ENVER HADZIJAJ & HARM VAN DEN DORPEL

Enver Hadzijaj is an art director and artist who likes to combine two or more disciplines into one activity. He redesigned the identity of Kunstverein München and is responsible for the art direction for the art venue Kindl and galleries like Weiss Berlin. He was the art director of magazines like Numero Homme and Fräulein and acts as a designer for the self-care magazine Torchlight. And watch out for Exlibris 🙂 He had a former life as an illustrator for clients like Die Zeit, NZZ and Dummy. He runs the art space Beach Office with a friend and the items label Lonelydays Qed. He showed his own work at the off-space Fragile. He also teaches, e.g. at Bauhaus Weimar, University of the Arts Bremen, and Zurich University of the Arts. And he has one or two stories to tell.

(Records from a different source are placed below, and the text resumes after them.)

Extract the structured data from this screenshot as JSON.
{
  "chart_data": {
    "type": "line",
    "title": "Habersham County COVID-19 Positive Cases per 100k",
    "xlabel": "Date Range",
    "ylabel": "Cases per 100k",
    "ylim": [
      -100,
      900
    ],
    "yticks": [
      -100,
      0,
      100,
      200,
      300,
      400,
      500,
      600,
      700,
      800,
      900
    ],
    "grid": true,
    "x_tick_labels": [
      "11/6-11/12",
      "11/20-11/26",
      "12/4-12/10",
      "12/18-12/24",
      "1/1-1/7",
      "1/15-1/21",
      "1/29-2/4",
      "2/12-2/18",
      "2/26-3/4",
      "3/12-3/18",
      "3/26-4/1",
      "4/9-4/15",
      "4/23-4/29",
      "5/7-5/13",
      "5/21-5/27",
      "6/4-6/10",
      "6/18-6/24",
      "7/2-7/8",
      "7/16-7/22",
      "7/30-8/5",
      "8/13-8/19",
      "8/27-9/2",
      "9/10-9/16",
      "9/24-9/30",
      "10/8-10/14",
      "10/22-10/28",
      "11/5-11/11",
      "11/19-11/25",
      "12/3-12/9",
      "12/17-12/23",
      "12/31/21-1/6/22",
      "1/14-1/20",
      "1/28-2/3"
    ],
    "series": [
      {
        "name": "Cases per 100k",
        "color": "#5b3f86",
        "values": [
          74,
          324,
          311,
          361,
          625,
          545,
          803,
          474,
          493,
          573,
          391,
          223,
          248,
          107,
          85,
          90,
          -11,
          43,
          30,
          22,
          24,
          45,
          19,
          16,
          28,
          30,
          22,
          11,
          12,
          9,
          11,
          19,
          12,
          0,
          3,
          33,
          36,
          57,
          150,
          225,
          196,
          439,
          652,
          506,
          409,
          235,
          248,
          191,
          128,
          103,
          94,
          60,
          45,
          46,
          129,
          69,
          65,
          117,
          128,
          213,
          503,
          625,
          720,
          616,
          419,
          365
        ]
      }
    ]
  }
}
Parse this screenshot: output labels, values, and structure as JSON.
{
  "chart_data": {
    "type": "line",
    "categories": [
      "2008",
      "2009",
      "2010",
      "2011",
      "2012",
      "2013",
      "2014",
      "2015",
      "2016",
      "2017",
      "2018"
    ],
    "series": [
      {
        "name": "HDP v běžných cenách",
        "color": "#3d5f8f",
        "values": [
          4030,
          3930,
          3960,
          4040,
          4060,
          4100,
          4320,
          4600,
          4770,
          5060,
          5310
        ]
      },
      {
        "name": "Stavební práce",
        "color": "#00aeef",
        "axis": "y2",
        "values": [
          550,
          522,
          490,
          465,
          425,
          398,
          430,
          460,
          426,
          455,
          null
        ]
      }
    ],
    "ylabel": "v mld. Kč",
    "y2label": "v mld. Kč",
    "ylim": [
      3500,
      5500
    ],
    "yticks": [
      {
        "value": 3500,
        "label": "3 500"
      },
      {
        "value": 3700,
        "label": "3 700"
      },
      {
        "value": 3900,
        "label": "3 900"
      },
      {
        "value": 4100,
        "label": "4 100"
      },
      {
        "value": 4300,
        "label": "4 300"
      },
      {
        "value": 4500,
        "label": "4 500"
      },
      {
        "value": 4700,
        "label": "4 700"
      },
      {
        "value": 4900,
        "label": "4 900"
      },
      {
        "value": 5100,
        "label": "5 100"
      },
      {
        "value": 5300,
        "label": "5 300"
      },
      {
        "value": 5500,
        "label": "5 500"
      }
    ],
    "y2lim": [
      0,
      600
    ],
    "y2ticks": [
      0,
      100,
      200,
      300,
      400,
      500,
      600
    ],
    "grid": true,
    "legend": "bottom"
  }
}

Harm van den Dorpel’s practice focuses on emergent systems and the role technology plays in their development and meaning. Engaging with diverse materials and forms, including works on paper, sculpture, computer-generated graphics, and software, van den Dorpel’s works are continuously evolving, informed by feedback loops and the design of algorithmic systems. Working within and beyond the lineage of ‘net art’, a core aspect of van den Dorpel’s practice is software development that addresses specific approaches to artificial intelligence. With immense skill and craftsmanship, he builds advanced systems that draw on intuition and subliminal processes of the mind in order to continually output unexpected and curious aesthetic forms that embody a feeling of subconscious computation.

PHANTOM CRUSH

  • 2023

  • Phantom Crush is a collection of 444 generative portraits based on pastel drawings on paper by artist Enver Hadzijaj, programmed by Harm van den Dorpel.

Phantom Crush is a collaboration between Enver Hadzijaj & Harm van den Dorpel, combining hand drawing and generative technology. They merge classical illustration, blockchain, engineering, and post-humanities to expand possibilities of portrait. Enver’s characters were drawn and digitally decomposed, and with Harm’s algorithm, various details were layered randomly to create unique head shapes, eye shapes, hairstyles, mouths, and accessories. The algorithm ensures that no two are alike, creating rare variances.